The nature of wicked problems is that they are continuously evolving and resisting complete resolution. But that doesn’t mean we accept them and sit back. Like many things, the first step is to see them for what they are. Once you know what you’re dealing with, its then about making a series of affirmations that will guide you as you start to experiment with proper fixes.
Affirmation #1: Idealising for the end user isn’t valuable if you don’t take as much care to understand the contextual constraints you have to design within — even if those issues are not immediately apparent to the end user.
Business Analysis may feel a bit 90s compared to the cool world of being a Product Owner, but whatever you call it, you need to care enough to model the world you live in. It doesn’t matter how grand the future ambition is. In fact, the grander the ambition, the more important it is that you think carefully about taking the right first steps, and solving the right problems.
Affirmation #2: As a UX professional, it is no longer an option to have low technical literacy — start speaking dev, take time to learn about the big legacy challenges most organisations face and be pragmatic.
Let me be clear, I do not believe all designers should code. But I do find it odd when a designer does not have a strong mental model of the technological approaches that will be used to build the solution they design. I’d go so far as to say its irresponsible. Build a relationship with the development team. Communicate with each other through the medium of sketch, a storyboard works as well for mapping data through a tech stack as it does for a sequence of tasks. Take a Product Manager’s point of view and think about the whole, not just the bit you’re accountable for.
Affirmation #3: There is no blame game available to you. “They” is replaced by “We”. There is no right or wrong only this way or that way, based on the best understanding WE can achieve.
“They didn’t actually build my design”, “That’s not what we specced”, “It’s not my fault they didn’t do a good job”. You know designers who say this. You may have said this yourself as a designer. In a world where constraints evolve, releases are constant and priorities also change regularly, you can’t be precious about your plan or design. Wicked problems may persist, but their nature and associated symptoms change often. Each of us is invested in doing the best work we can, and the teams that get the most traction on addressing wicked problems, are the ones who are most cohesive.

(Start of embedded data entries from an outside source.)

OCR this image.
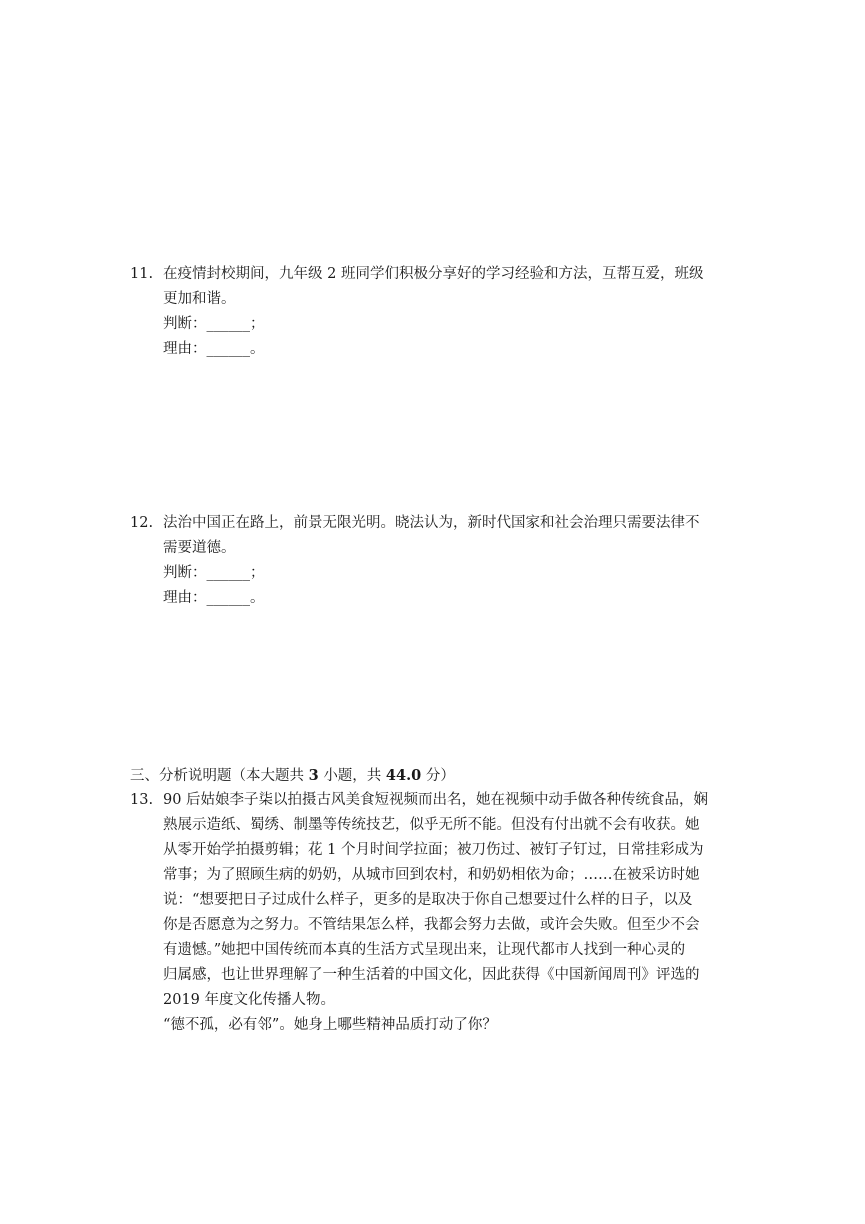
11. 在疫情封校期间，九年级 2 班同学们积极分享好的学习经验和方法，互帮互爱，班级
更加和谐。
判断：______；
理由：______。
12. 法治中国正在路上，前景无限光明。晓法认为，新时代国家和社会治理只需要法律不
需要道德。
判断：______；
理由：______。
三、分析说明题（本大题共 3 小题，共 44.0 分）
13. 90 后姑娘李子柒以拍摄古风美食短视频而出名，她在视频中动手做各种传统食品，娴
熟展示造纸、蜀绣、制墨等传统技艺，似乎无所不能。但没有付出就不会有收获。她
从零开始学拍摄剪辑；花 1 个月时间学拉面；被刀伤过、被钉子钉过，日常挂彩成为
常事；为了照顾生病的奶奶，从城市回到农村，和奶奶相依为命；……在被采访时她
说：“想要把日子过成什么样子，更多的是取决于你自己想要过什么样的日子，以及
你是否愿意为之努力。不管结果怎么样，我都会努力去做，或许会失败。但至少不会
有遗憾。”她把中国传统而本真的生活方式呈现出来，让现代都市人找到一种心灵的
归属感，也让世界理解了一种生活着的中国文化，因此获得《中国新闻周刊》评选的
2019 年度文化传播人物。
“德不孤，必有邻”。她身上哪些精神品质打动了你？
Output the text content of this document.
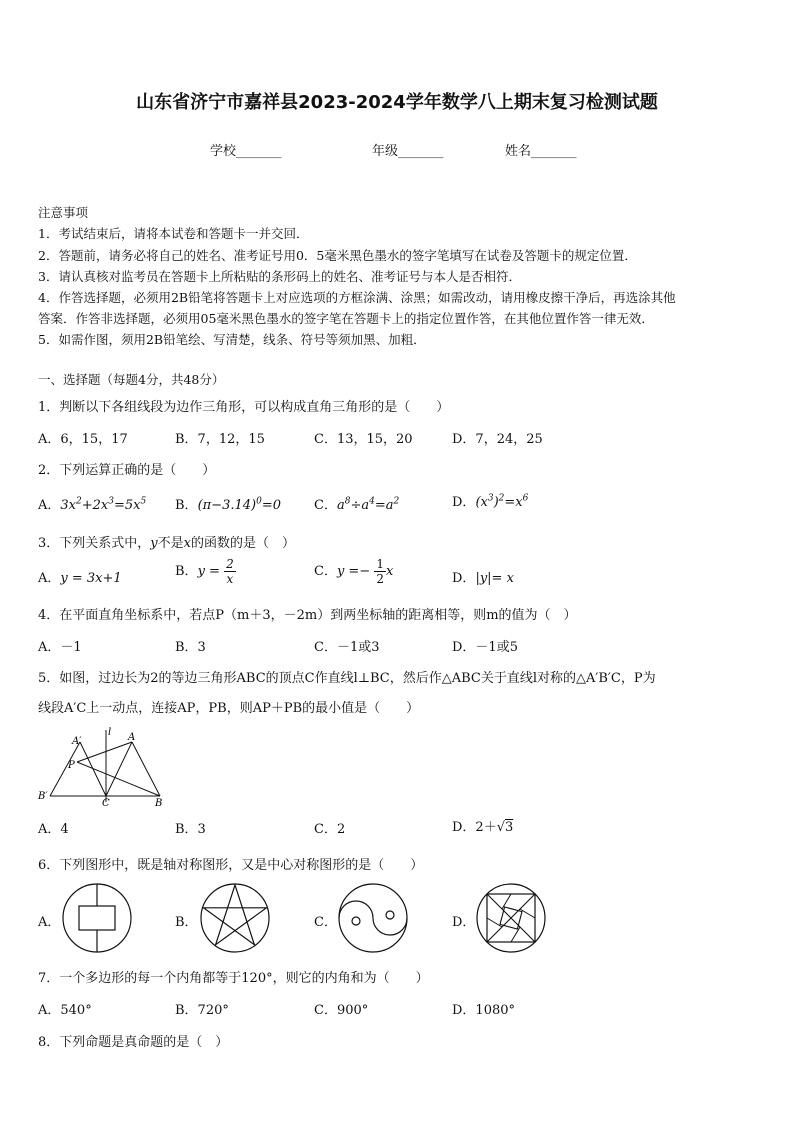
山东省济宁市嘉祥县2023-2024学年数学八上期末复习检测试题
学校_______	年级_______	姓名_______
注意事项
1．考试结束后，请将本试卷和答题卡一并交回．
2．答题前，请务必将自己的姓名、准考证号用0．5毫米黑色墨水的签字笔填写在试卷及答题卡的规定位置．
3．请认真核对监考员在答题卡上所粘贴的条形码上的姓名、准考证号与本人是否相符．
4．作答选择题，必须用2B铅笔将答题卡上对应选项的方框涂满、涂黑；如需改动，请用橡皮擦干净后，再选涂其他
答案．作答非选择题，必须用05毫米黑色墨水的签字笔在答题卡上的指定位置作答，在其他位置作答一律无效．
5．如需作图，须用2B铅笔绘、写清楚，线条、符号等须加黑、加粗．
一、选择题（每题4分，共48分）
1．判断以下各组线段为边作三角形，可以构成直角三角形的是（　　）
A．6，15，17	B．7，12，15	C．13，15，20	D．7，24，25
2．下列运算正确的是（　　）
A．$3x^2+2x^3=5x^5$ B．$(\pi-3.14)^0=0$	C．$a^8\div a^4=a^2$	D．$(x^3)^2=x^6$
3．下列关系式中，y不是x的函数的是（　）
A．y = 3x+1	B．$y = \frac{2}{x}$	C．$y =- \frac{1}{2}$ x	D．|y|= x
4．在平面直角坐标系中，若点P（m＋3，－2m）到两坐标轴的距离相等，则m的值为（　）
A．－1	B．3	C．－1或3	D．－1或5
5．如图，过边长为2的等边三角形ABC的顶点C作直线l⊥BC，然后作△ABC关于直线l对称的△A′B′C，P为
线段A′C上一动点，连接AP，PB，则AP＋PB的最小值是（　　）
A′
l A
P
B′
C	B
A．4	B．3	C．2	D．2＋√3
6．下列图形中，既是轴对称图形，又是中心对称图形的是（　　）
A．	B．	C．	D．
7．一个多边形的每一个内角都等于120°，则它的内角和为（　　）
A．540°	B．720°	C．900°	D．1080°
8．下列命题是真命题的是（　）
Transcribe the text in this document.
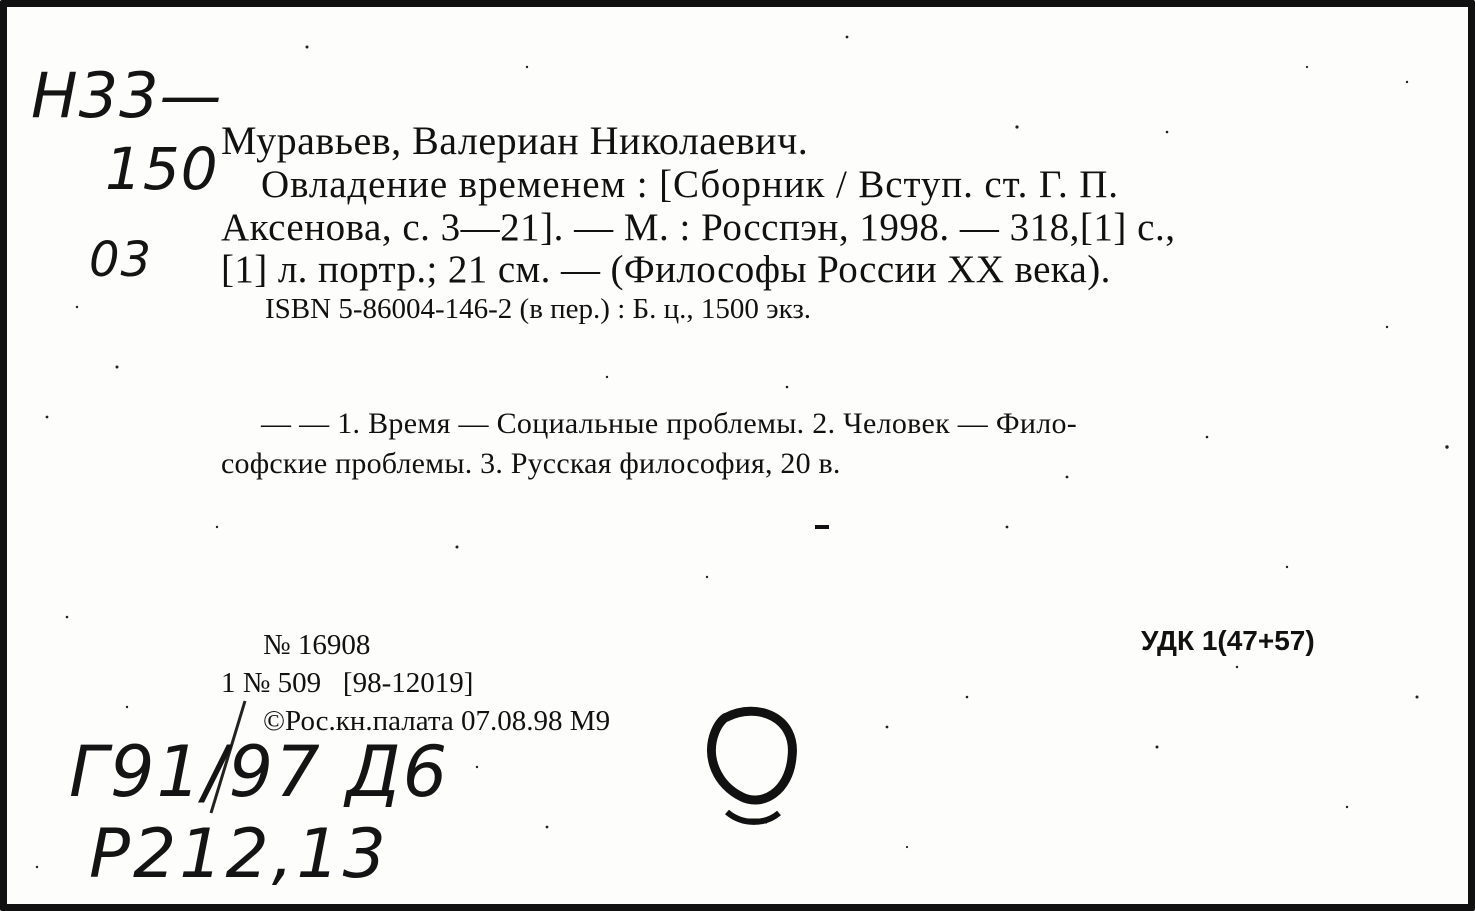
Н33—
150
03
Муравьев, Валериан Николаевич.
Овладение временем : [Сборник / Вступ. ст. Г. П.
Аксенова, с. 3—21]. — М. : Росспэн, 1998. — 318,[1] с.,
[1] л. портр.; 21 см. — (Философы России XX века).
ISBN 5-86004-146-2 (в пер.) : Б. ц., 1500 экз.
— — 1. Время — Социальные проблемы. 2. Человек — Фило-
софские проблемы. 3. Русская философия, 20 в.
№ 16908
1 № 509   [98-12019]
©Рос.кн.палата 07.08.98 М9
УДК 1(47+57)
Г91/97 Д6
Р212,13
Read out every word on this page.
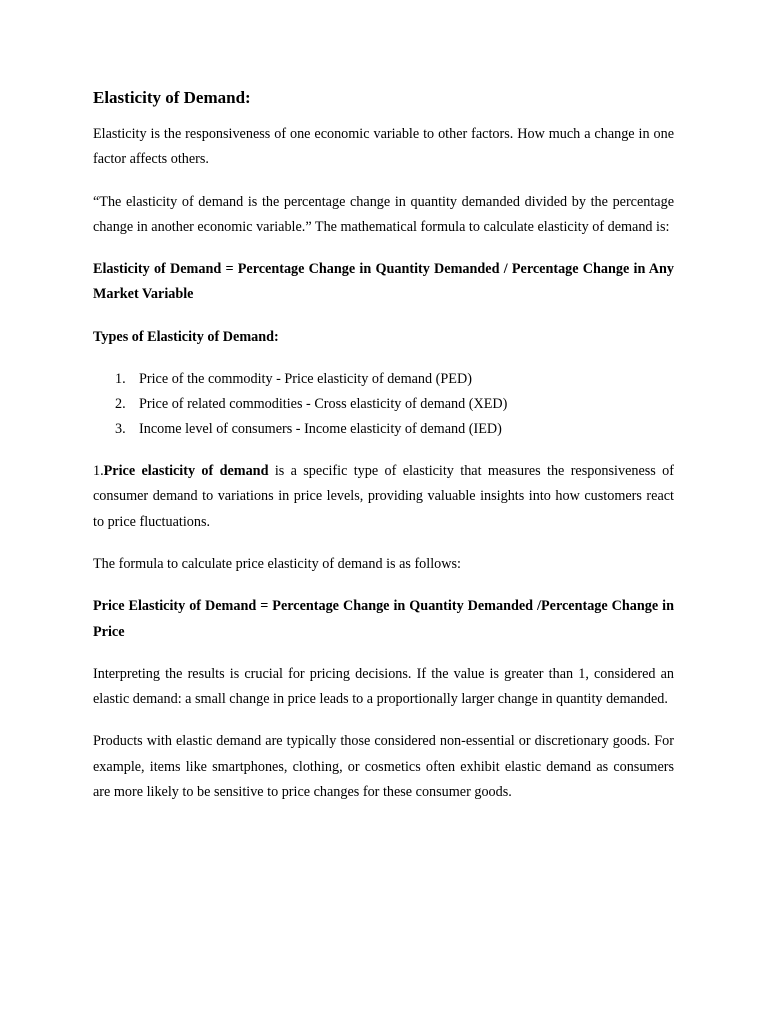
Elasticity of Demand:

Elasticity is the responsiveness of one economic variable to other factors. How much a change in one factor affects others.

“The elasticity of demand is the percentage change in quantity demanded divided by the percentage change in another economic variable.” The mathematical formula to calculate elasticity of demand is:

Elasticity of Demand = Percentage Change in Quantity Demanded / Percentage Change in Any Market Variable

Types of Elasticity of Demand:

1. Price of the commodity - Price elasticity of demand (PED)
2. Price of related commodities - Cross elasticity of demand (XED)
3. Income level of consumers - Income elasticity of demand (IED)

1.Price elasticity of demand is a specific type of elasticity that measures the responsiveness of consumer demand to variations in price levels, providing valuable insights into how customers react to price fluctuations.

The formula to calculate price elasticity of demand is as follows:

Price Elasticity of Demand = Percentage Change in Quantity Demanded /Percentage Change in Price

Interpreting the results is crucial for pricing decisions. If the value is greater than 1, considered an elastic demand: a small change in price leads to a proportionally larger change in quantity demanded.

Products with elastic demand are typically those considered non-essential or discretionary goods. For example, items like smartphones, clothing, or cosmetics often exhibit elastic demand as consumers are more likely to be sensitive to price changes for these consumer goods.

Affirmation #4: Do not be beholden to the propaganda
This sounds flippant, but it is actually really hard. If your company is listed, then the financial press and media will look for the simplest and catchiest explanations of what you’re doing. Often, using the right language is about sending a signal to the market. But this cannot also be the way in which you do your detailed planning. Business leadership owe it to themselves, their colleagues, shareholders and customers to make better decisions. Get the right voices in your boardroom. Listen to your own teams as well as external perspectives. Look beyond the so-called accolades of experienced IT managers, and look for the hands on experiences that really tell the true story.
If you’ve got this far, I hope it’s because what I’ve said resonated and you’ve self diagnosed some of the issues I talk about. Whether you agree with my phrasing of these issues as wicked problems or not, its important that as an industry, we think responsibly about how we create better digital transformation cultures. Not just to better serve the all important end-user, but to also hold our own heads up and say we did the best we could with the tools and information we had.